The series, which aired last month in honor of National Disability Employment Awareness Month, was created by British actor, musician and writer Mat Fraser (“American Horror Story,” “His Dark Materials”). It can be viewed online at BBC America.
“I’m so proud and excited to present these wonderful stories for mainstream TV audiences around the world, thanks to BBC America and BBC Studios,” said Fraser in a press release. “The authentic voices, taut direction and shining performances combine to make a series of diverse and dramatic monologues that are compelling, refreshing, and above all, entertaining.”
The first season of “Crip Tales” encompasses six fictional short films largely written and performed by individuals with disabilities and based on research about the disabilities community in Great Britain. Each monologue focuses on a defining moment in the character’s life.
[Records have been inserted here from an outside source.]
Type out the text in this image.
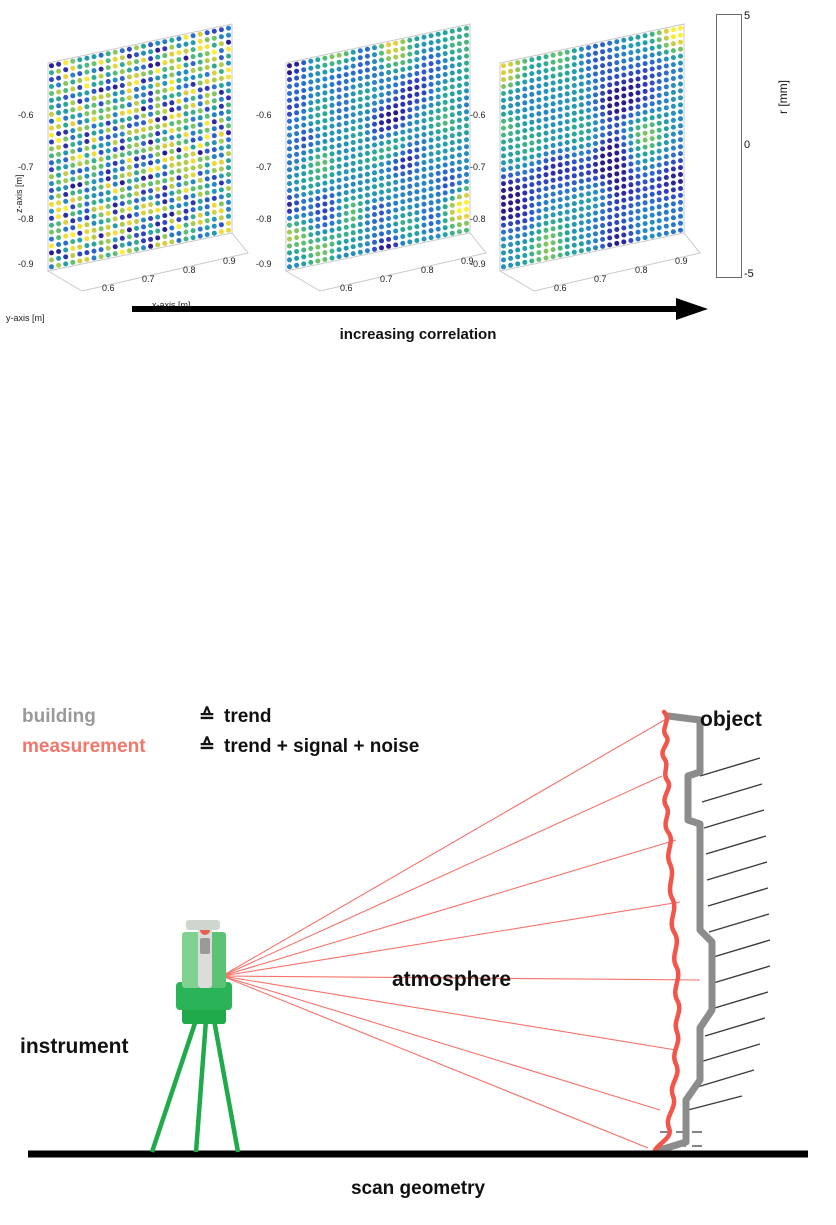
z-axis [m]
-0.6
-0.7
-0.8
-0.9
0.6
0.7
0.8
0.9
x-axis [m]
y-axis [m]
-0.6
-0.7
-0.8
-0.9
0.6
0.7
0.8
0.9
-0.6
-0.7
-0.8
-0.9
0.6
0.7
0.8
0.9
5
0
-5
r [mm]
increasing correlation
building	≙ trend
measurement	≙ trend + signal + noise
object
atmosphere
instrument
scan geometry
Fraser, who has thalidomide-induced phocomelia, a birth defect that causes his arms to be short and close to his torso, performs the first monologue, in which he describes the ordeal of auditioning with a disability. Simultaneously poignant and humorous, the monologue pokes fun at the discomfort of casting agents, directors and producers when a disabled actor shows up for an audition.
In episode 2 — “Paper Knickers” — performed by Jackie Hagan — a young woman must decide whether to follow her doctor’s advice to have her leg amputated. Meanwhile, she obsesses about a new love interest, something everyone can relate to.
Episode 3 — “Thunderbox,” introduces us to a young woman (Ruth Madeley), who becomes pregnant from an encounter at a 1960s music festival. Because of her disability, doctors and her family try to dissuade her from keeping the baby.
“The Shed,” Episode 5, tells the story of a disabled children’s book writer (Carly Houston,) who falls in love with her next-door neighbor. Her caregiver disapproves of the relationship.
Fraser made a point of hiring women actors for most of the show’s episodes since women with disabilities are particularly underrepresented in the entertainment industry. It was also important to him that many of the stories focus on romantic relationships and sexuality, he told Zack Budryk of The Hill, “Media portrayals of disabled people typically depict them as ‘asexual or infantilized sexually’ when nothing could be further from the truth.”
Given his own frustrations as a disabled actor, Fraser made sure that almost everyone involved with the series is a person living with disabilities. “I wanted this to be a wholly disabled experience,” he told Budryk.
Fraser was also intent on making a show that included disabled directors “because of how difficult it can be for disabled directors in particular to get a foot in the door in an inaccessible industry. We haven’t exactly been welcomed by the industry [and] for disabled directors it’s been the hardest shlep of all,” he said.
Though Fraser believes that opportunities for disabled individuals in the entertainment industry are increasing, there is still a long way to go. He hopes that “Crip Tales” will make a difference.